思路:比较两个链表的头结点,取小的作为合并链表的头结点,递归调用函数,传入参数时,较小结点指向下一个结点。
/*
struct ListNode {
int val;
struct ListNode *next;
ListNode(int x) :
val(x), next(NULL) {
}
};*/
class Solution {
public:
ListNode* Merge(ListNode* pHead1, ListNode* pHead2)
{
if(pHead1 == NULL) return pHead2;
if(pHead2 == NULL) return pHead1;
ListNode* pMergedHead = NULL;
if(pHead1 -> val < pHead2 -> val){
pMergedHead = pHead1;
pMergedHead -> next = Merge(pHead1 -> next, pHead2);
}
else{
pMergedHead = pHead2;
pMergedHead -> next = Merge(pHead1, pHead2 -> next);
}
return pMergedHead;
}
};
18.树的子结构
输入两棵二叉树A,B,判断B是不是A的子结构。(ps:我们约定空树不是任意一个树的子结构)

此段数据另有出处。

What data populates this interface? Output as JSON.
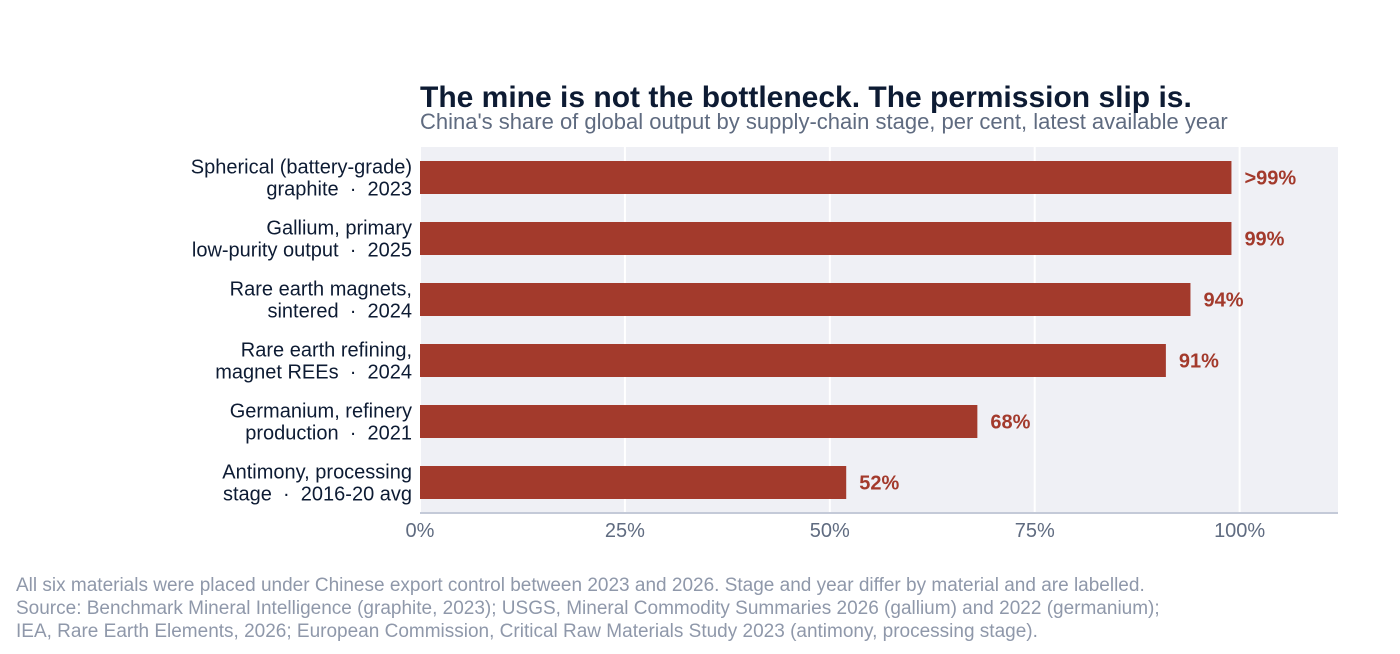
{
  "chart_data": {
    "type": "bar",
    "orientation": "horizontal",
    "title": "The mine is not the bottleneck. The permission slip is.",
    "subtitle": "China's share of global output by supply-chain stage, per cent, latest available year",
    "categories": [
      [
        "Spherical (battery-grade)",
        "graphite  ·  2023"
      ],
      [
        "Gallium, primary",
        "low-purity output  ·  2025"
      ],
      [
        "Rare earth magnets,",
        "sintered  ·  2024"
      ],
      [
        "Rare earth refining,",
        "magnet REEs  ·  2024"
      ],
      [
        "Germanium, refinery",
        "production  ·  2021"
      ],
      [
        "Antimony, processing",
        "stage  ·  2016-20 avg"
      ]
    ],
    "values": [
      99,
      99,
      94,
      91,
      68,
      52
    ],
    "data_labels": [
      ">99%",
      "99%",
      "94%",
      "91%",
      "68%",
      "52%"
    ],
    "xlim": [
      0,
      112
    ],
    "ticks": [
      0,
      25,
      50,
      75,
      100
    ],
    "tick_labels": [
      "0%",
      "25%",
      "50%",
      "75%",
      "100%"
    ],
    "grid": true,
    "colors": {
      "bar": "#a33a2c",
      "label": "#a33a2c",
      "plot_bg": "#eff0f5",
      "grid": "#ffffff",
      "axis": "#c4cad8"
    }
  },
  "notes": [
    "All six materials were placed under Chinese export control between 2023 and 2026. Stage and year differ by material and are labelled.",
    "Source: Benchmark Mineral Intelligence (graphite, 2023); USGS, Mineral Commodity Summaries 2026 (gallium) and 2022 (germanium);",
    "IEA, Rare Earth Elements, 2026; European Commission, Critical Raw Materials Study 2023 (antimony, processing stage)."
  ]
}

思路:首先比较根节点是否相等,如果不等则递归调用函数,看树A的左右子树是否含有树B。如果相等,则调用新函数一一比较每个结点。
/*
struct TreeNode {
int val;
struct TreeNode *left;
struct TreeNode *right;
TreeNode(int x) :
val(x), left(NULL), right(NULL) {
}
};*/
class Solution {
public:
bool HasSubtree(TreeNode* pRoot1, TreeNode* pRoot2)
{
bool result = false;
if(pRoot1 != NULL && pRoot2 != NULL)
{
if(pRoot1->val == pRoot2->val)
result = DoesTree1HaveTree2(pRoot1, pRoot2);
if(!result)
result = HasSubtree(pRoot1->left, pRoot2);
if(!result)
result = HasSubtree(pRoot1->right, pRoot2);
}
return result;
}
private:
bool DoesTree1HaveTree2(TreeNode* pRoot1, TreeNode* pRoot2)
{
if(pRoot2 == NULL) return true;
if(pRoot1 == NULL) return false;
if(pRoot1->val != pRoot2->val) return false;
return DoesTree1HaveTree2(pRoot1->left, pRoot2->left) &&
DoesTree1HaveTree2(pRoot1->right, pRoot2->right);
}
};